7.
La parte peticionaria sostuvo que el caso es admisible pues dos de los tres procesos seguidos
en contra del señor Montesinos culminaron con su sobreseimiento, por lo que se agotaron los recursos
internos. Alegó que respecto del tercer proceso, el caso continuaba abierto.
8.
En relación con la alegada violación del derecho a la libertad personal, la parte
peticionaria indicó que la detención del señor Montesinos por parte de agentes policiales se realizó sin una
orden judicial y sin estar en situación de flagrancia.
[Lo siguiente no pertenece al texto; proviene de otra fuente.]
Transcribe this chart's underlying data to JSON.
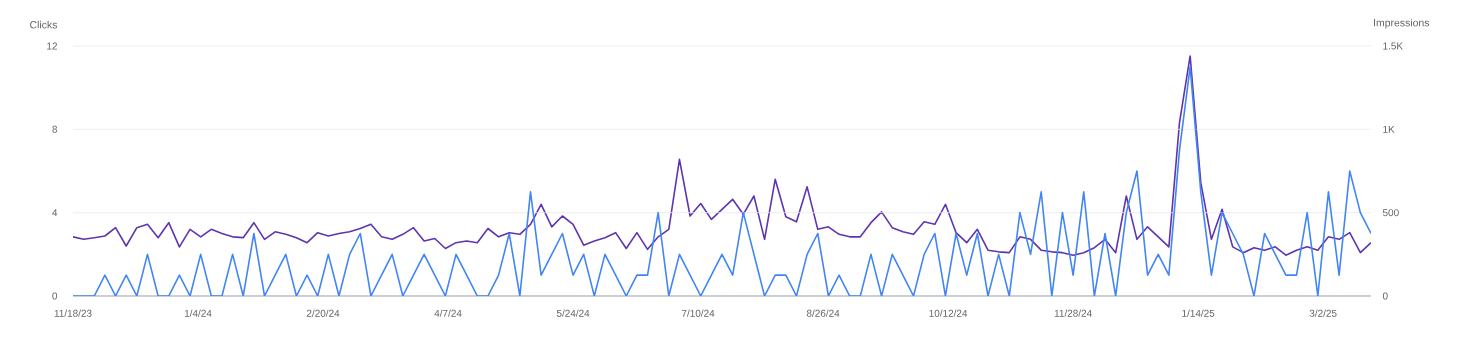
{
  "chart_data": {
    "type": "line",
    "ylabel": "Clicks",
    "y2label": "Impressions",
    "grid": "y",
    "x": [
      "2023-11-18",
      "2023-11-22",
      "2023-11-26",
      "2023-11-30",
      "2023-12-04",
      "2023-12-08",
      "2023-12-12",
      "2023-12-16",
      "2023-12-20",
      "2023-12-24",
      "2023-12-28",
      "2024-01-01",
      "2024-01-05",
      "2024-01-09",
      "2024-01-13",
      "2024-01-17",
      "2024-01-21",
      "2024-01-25",
      "2024-01-29",
      "2024-02-02",
      "2024-02-06",
      "2024-02-10",
      "2024-02-14",
      "2024-02-18",
      "2024-02-22",
      "2024-02-26",
      "2024-03-01",
      "2024-03-05",
      "2024-03-09",
      "2024-03-13",
      "2024-03-17",
      "2024-03-21",
      "2024-03-25",
      "2024-03-29",
      "2024-04-02",
      "2024-04-06",
      "2024-04-10",
      "2024-04-14",
      "2024-04-18",
      "2024-04-22",
      "2024-04-26",
      "2024-04-30",
      "2024-05-04",
      "2024-05-08",
      "2024-05-12",
      "2024-05-16",
      "2024-05-20",
      "2024-05-24",
      "2024-05-28",
      "2024-06-01",
      "2024-06-05",
      "2024-06-09",
      "2024-06-13",
      "2024-06-17",
      "2024-06-21",
      "2024-06-25",
      "2024-06-29",
      "2024-07-03",
      "2024-07-07",
      "2024-07-11",
      "2024-07-15",
      "2024-07-19",
      "2024-07-23",
      "2024-07-27",
      "2024-07-31",
      "2024-08-04",
      "2024-08-08",
      "2024-08-12",
      "2024-08-16",
      "2024-08-20",
      "2024-08-24",
      "2024-08-28",
      "2024-09-01",
      "2024-09-05",
      "2024-09-09",
      "2024-09-13",
      "2024-09-17",
      "2024-09-21",
      "2024-09-25",
      "2024-09-29",
      "2024-10-03",
      "2024-10-07",
      "2024-10-11",
      "2024-10-15",
      "2024-10-19",
      "2024-10-23",
      "2024-10-27",
      "2024-10-31",
      "2024-11-04",
      "2024-11-08",
      "2024-11-12",
      "2024-11-16",
      "2024-11-20",
      "2024-11-24",
      "2024-11-28",
      "2024-12-02",
      "2024-12-06",
      "2024-12-10",
      "2024-12-14",
      "2024-12-18",
      "2024-12-22",
      "2024-12-26",
      "2024-12-30",
      "2025-01-03",
      "2025-01-07",
      "2025-01-11",
      "2025-01-15",
      "2025-01-19",
      "2025-01-23",
      "2025-01-27",
      "2025-01-31",
      "2025-02-04",
      "2025-02-08",
      "2025-02-12",
      "2025-02-16",
      "2025-02-20",
      "2025-02-24",
      "2025-02-28",
      "2025-03-04",
      "2025-03-08",
      "2025-03-12",
      "2025-03-16",
      "2025-03-20"
    ],
    "xlim": [
      "2023-11-18",
      "2025-03-20"
    ],
    "xticks": [
      {
        "value": "2023-11-18",
        "label": "11/18/23"
      },
      {
        "value": "2024-01-04",
        "label": "1/4/24"
      },
      {
        "value": "2024-02-20",
        "label": "2/20/24"
      },
      {
        "value": "2024-04-07",
        "label": "4/7/24"
      },
      {
        "value": "2024-05-24",
        "label": "5/24/24"
      },
      {
        "value": "2024-07-10",
        "label": "7/10/24"
      },
      {
        "value": "2024-08-26",
        "label": "8/26/24"
      },
      {
        "value": "2024-10-12",
        "label": "10/12/24"
      },
      {
        "value": "2024-11-28",
        "label": "11/28/24"
      },
      {
        "value": "2025-01-14",
        "label": "1/14/25"
      },
      {
        "value": "2025-03-02",
        "label": "3/2/25"
      }
    ],
    "ylim": [
      0,
      12
    ],
    "yticks": [
      0,
      4,
      8,
      12
    ],
    "y2lim": [
      0,
      1500
    ],
    "y2ticks": [
      0,
      500,
      {
        "value": 1000,
        "label": "1K"
      },
      {
        "value": 1500,
        "label": "1.5K"
      }
    ],
    "series": [
      {
        "color": "#4285f4",
        "values": [
          0,
          0,
          0,
          1,
          0,
          1,
          0,
          2,
          0,
          0,
          1,
          0,
          2,
          0,
          0,
          2,
          0,
          3,
          0,
          1,
          2,
          0,
          1,
          0,
          2,
          0,
          2,
          3,
          0,
          1,
          2,
          0,
          1,
          2,
          1,
          0,
          2,
          1,
          0,
          0,
          1,
          3,
          0,
          5,
          1,
          2,
          3,
          1,
          2,
          0,
          2,
          1,
          0,
          1,
          1,
          4,
          0,
          2,
          1,
          0,
          1,
          2,
          1,
          4,
          2,
          0,
          1,
          1,
          0,
          2,
          3,
          0,
          1,
          0,
          0,
          2,
          0,
          2,
          1,
          0,
          2,
          3,
          0,
          3,
          1,
          3,
          0,
          2,
          0,
          4,
          2,
          5,
          0,
          4,
          1,
          5,
          0,
          3,
          0,
          4,
          6,
          1,
          2,
          1,
          7,
          11,
          5,
          1,
          4,
          3,
          2,
          0,
          3,
          2,
          1,
          1,
          4,
          0,
          5,
          1,
          6,
          4,
          3
        ]
      },
      {
        "color": "#5e35b1",
        "axis": "y2",
        "values": [
          355,
          340,
          350,
          360,
          410,
          300,
          410,
          430,
          350,
          440,
          295,
          400,
          355,
          400,
          375,
          355,
          350,
          440,
          340,
          385,
          370,
          350,
          320,
          380,
          360,
          375,
          385,
          405,
          430,
          355,
          340,
          370,
          410,
          330,
          345,
          285,
          320,
          330,
          320,
          405,
          355,
          380,
          370,
          430,
          550,
          415,
          480,
          430,
          305,
          330,
          350,
          380,
          285,
          380,
          280,
          355,
          400,
          820,
          480,
          555,
          460,
          520,
          580,
          490,
          600,
          340,
          700,
          475,
          445,
          655,
          400,
          415,
          370,
          355,
          355,
          440,
          505,
          410,
          385,
          370,
          445,
          430,
          550,
          380,
          320,
          400,
          275,
          265,
          260,
          355,
          340,
          275,
          265,
          260,
          245,
          260,
          290,
          340,
          260,
          600,
          340,
          415,
          355,
          295,
          1040,
          1440,
          680,
          340,
          520,
          295,
          260,
          290,
          275,
          295,
          245,
          275,
          295,
          275,
          355,
          340,
          380,
          260,
          320
        ]
      }
    ]
  }
}
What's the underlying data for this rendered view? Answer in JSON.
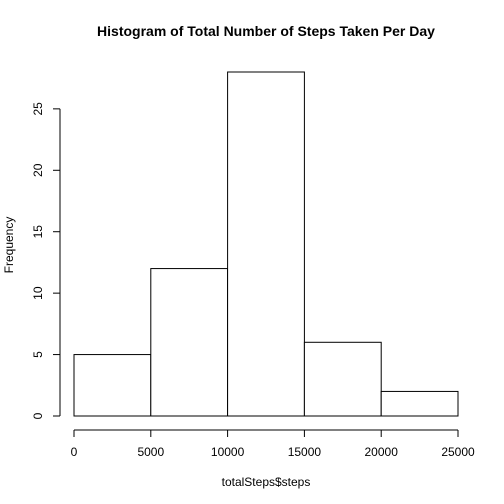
{
  "chart_data": {
    "type": "bar",
    "title": "Histogram of Total Number of Steps Taken Per Day",
    "xlabel": "totalSteps$steps",
    "ylabel": "Frequency",
    "bins": [
      {
        "from": 0,
        "to": 5000,
        "count": 5
      },
      {
        "from": 5000,
        "to": 10000,
        "count": 12
      },
      {
        "from": 10000,
        "to": 15000,
        "count": 28
      },
      {
        "from": 15000,
        "to": 20000,
        "count": 6
      },
      {
        "from": 20000,
        "to": 25000,
        "count": 2
      }
    ],
    "xlim": [
      0,
      25000
    ],
    "ylim": [
      0,
      28
    ],
    "xticks": [
      0,
      5000,
      10000,
      15000,
      20000,
      25000
    ],
    "yticks": [
      0,
      5,
      10,
      15,
      20,
      25
    ],
    "grid": false,
    "colors": {
      "bar_fill": "#ffffff",
      "bar_stroke": "#000000"
    }
  }
}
Sostuvo que no se informó a la presunta víctima sobre las
razones de su detención y que no fue puesto ante una autoridad judicial en un plazo razonable. Agregó que los
recursos de hábeas corpus para cuestionar la detención no fueron adecuados ni efectivos. Asimismo, la parte
peticionaria indicó que la duración de la prisión preventiva tuvo un plazo irrazonable al extenderse por más
de seis años.
9.
Respecto de la alegada violación del derecho a la integridad personal, la parte peticionaria
sostuvo que durante la detención del señor Montesinos éste fue torturado por los guardias del centro
penitenciario a efectos de que confesara haber cometido un crimen. Indicó que la tortura se cometió mediante
el uso de golpes, choques de electricidad y ataques de gas. Agregó que la celda donde estuvo detenido los
primeros días tenía condiciones sanitarias deplorables.
10.
En relación con la alegada violación de los derechos a las garantías judiciales y
protección judicial, la parte peticionaria sostuvo que los procesos penales tuvieron una serie de
irregularidades. Indicó que desde un inicio no tuvo conocimiento de los cargos que se le imputaban y que no
pudo contactarse con su abogado, por lo que se afectó su derecho de defensa. Sostuvo que durante el trámite
del proceso las solicitudes de la defensa del señor Montesinos para la práctica de diligencias fueron
rechazadas.
11.
La parte peticionaria indicó que la aplicación del artículo 116 de la Ley de Sustancias,
Estupefacientes y Psicotrópicas en el caso del señor Montesinos vulneró también el derecho de defensa. Ello
en tanto contempla que una declaración presumarial del acusado y el informe inicial de la Policía sean
considerados como grave indicio de culpabilidad. Agregó que la duración de dos procesos penales que
culminaron con un auto de sobreseimiento, los cuales duraron seis años, no fue razonable conforme a los
estándares internacionales.
12.
La CIDH toma nota de que la parte peticionaria también alegó la vulneración del principio de
legalidad y de retroactividad, la protección de la honra y de la dignidad, y la protección ante la ley.
B.

Alegatos del Estado

13.
El Estado alegó que el caso es inadmisible y que no es responsable internacionalmente.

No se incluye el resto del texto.